Condo proposed for Burgess Creek Road

Development group poses 11-story Steamboat Highlands


— A development group based in Playa del Carmen, Mexico, is proposing an 11-story condominium hotel on Burgess Creek Road immediately north of the existing Kutuk and Bronze Tree projects.

Brian Bavosi, project manager for Vertical Arts in Steamboat Springs, said that when Steamboat Highlands enters the public hearing process, the name of an international five-star hotel management company associated with the project is likely to become public.

The owner of the development is Gamir/Reilly Development, a privately held real estate development and management company that has built hotels and condominium projects at a number of vacation destinations in Mexico. They include Pueblito Escondito and Aldea Thai in Playa del Carmen.

Steamboat Highlands would be built on 2.11 acres comprising an elongated triangular strip bounded by Burgess Creek Road and Storm Meadows Drive. Burgess Creek runs through the property.

Jeff and Kristi Brown of Steamboat Springs sold the site to Henderson, Nev.-based Ski Country LLC for $11.5 million in November 2007.

Development plans on the site call for demolishing the 1970s era Ski Country Building.

The completed project would include 214,268 square feet of residential space and 9,500 square feet of commercial space. Conceptual drawings show a ballroom, spa and food service areas.

At the tallest peak of the roof of one penthouse suite, the building would measure almost 137 feet, well in excess of the allowable height limit of 63 feet in the zone district.

The developers acknowledge that they need a variance for the height of the building.

Among the interesting proposals in the plan is a pedestrian bridge over Burgess Creek Road, which would provide the first viable link for foot traffic to and from The Ranch development to the north.

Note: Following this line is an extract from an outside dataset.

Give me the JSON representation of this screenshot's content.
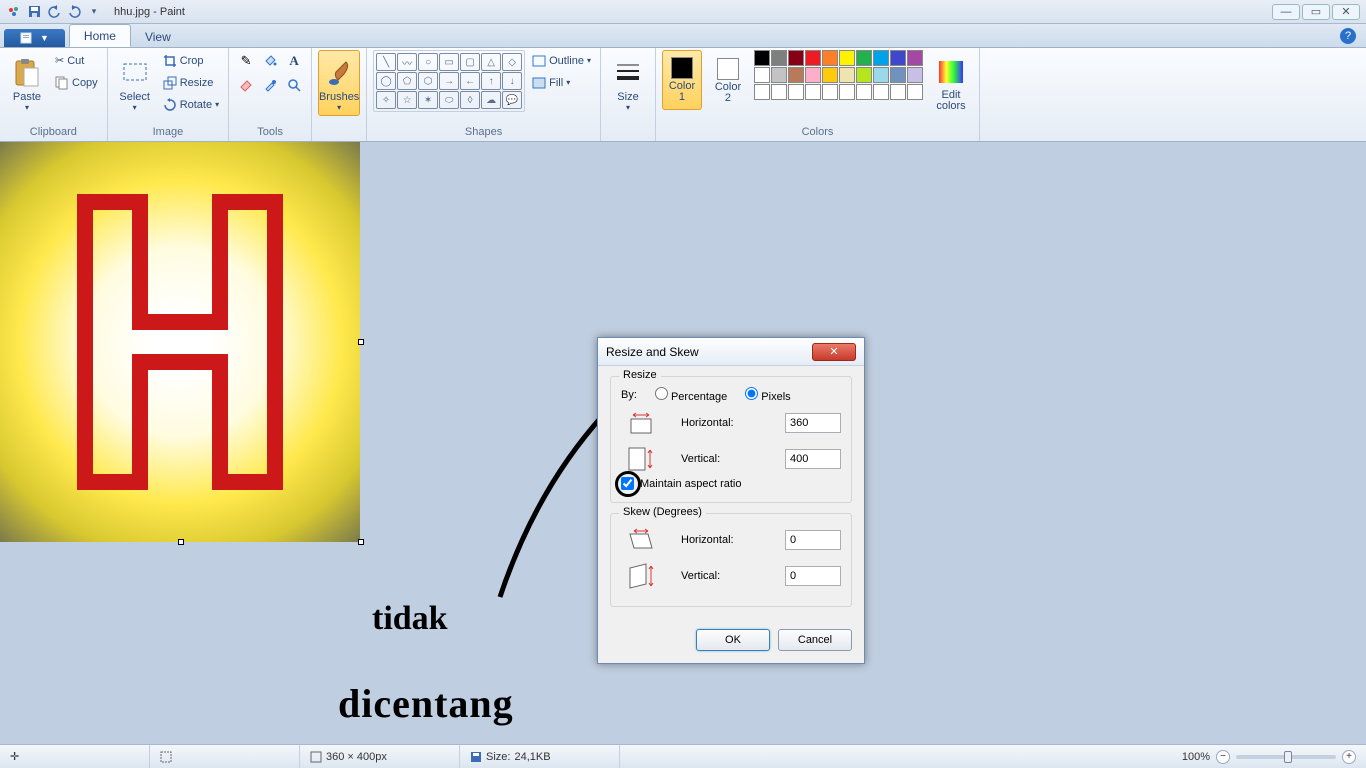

City Planner Jason Peasley said challenges to the project include ensuring the structure addresses Burgess Creek in a desirable way and getting sufficient water pressure to the upper stories. Pluses include a plan to daylight the creek where it currently flows through a culvert in a parking lot.

Bavosi said the developers see an opportunity to build improved pedestrian trails linking the project directly to the ski area base.

Peasley agreed the project holds the potential to create the kind of pedestrian access called for in the redevelopment of the base area.

"This site has very good connectivity to Ski Time Square and with the right improvements, it could make a very good pedestrian environment," Peasley said.

Peasley said the Steamboat Highlands developers have asked for a pre-application review of the project intended to give them feedback before they seek a development permit. No public hearings have been scheduled.

Bavosi added that the development team is in the process of determining how many residential units the building might include.


love_boat 9 years ago

11 stories seems a bit tall for an area zoned for 4 or 5 story height buildings. It is sure to encroach on someones view. Are there any other base area buildings that tall?


hubiem 9 years ago

bronze tree is six stories tall, actually seven, because the first floor is one level up from the ground. that might give you something to judge the height. there is nothing on the other side of burgess creek road. the ranch is farther up the hill. this building would not encroach on anybody's view. it would shade burgess creek road right in a curve though.


robertbringuel 8 years, 10 months ago

I would like all those involved to consider wildland fire safety issues in regards to egress/ingress. Would there be anyway to make the pedestrian access from the Ranch to Burgess Creek large enough to allow vehicles to pass through in an emergency situation? Both areas are in dead end type culdesac situations. With the accumation of fuels in the area caused by beetle activity, emergency access becomes critical for escape from both properties. Also, the City zoned the area at 5-6 stories for a reason. We should revisit that decision and access whether or not we really need an 11 story building in the area. Sounds as if there will be many properties that would be negatively impacted by the loss or alteration of views not only towards the mountain but also to the west. This proposal would also likely stand out considerably when viewing the mountain from the west to the east. This will set a new precedent in the area and what's to stop future developements from doing the same. Sounds as if the developers will once again benefit while those folks that live and work here will yet again have to deal with development and construction issues that negatively impact us. How much can the community tolerate? Do you really want to find out? Seems decadent to me but thats just my 2 cents.


thecondoguy1 8 years, 10 months ago

robert, your 2 cents worth is, priceless..................... thanks.


ColoradoNative 8 years, 10 months ago

Give them 11 stories and the next guy will ask for 17. What is this vegas?


love_boat 8 years, 9 months ago

The second comment notes that there is nothing across the street from the proposed project. Actually there are bears and other wildlife living there. That property is zoned to allow only one structure per lot and is someones back yard. Not only do the developers want to exceed the height by over 100% they also want to build almost to the property line on all sides. After looking at the plans, I had to wonder where they think they might put the snow in winter. They need to remember they are not building at the beach in Mexico. I hope the zoning standards are upheld and this project is scaled back to fit the established limits on building.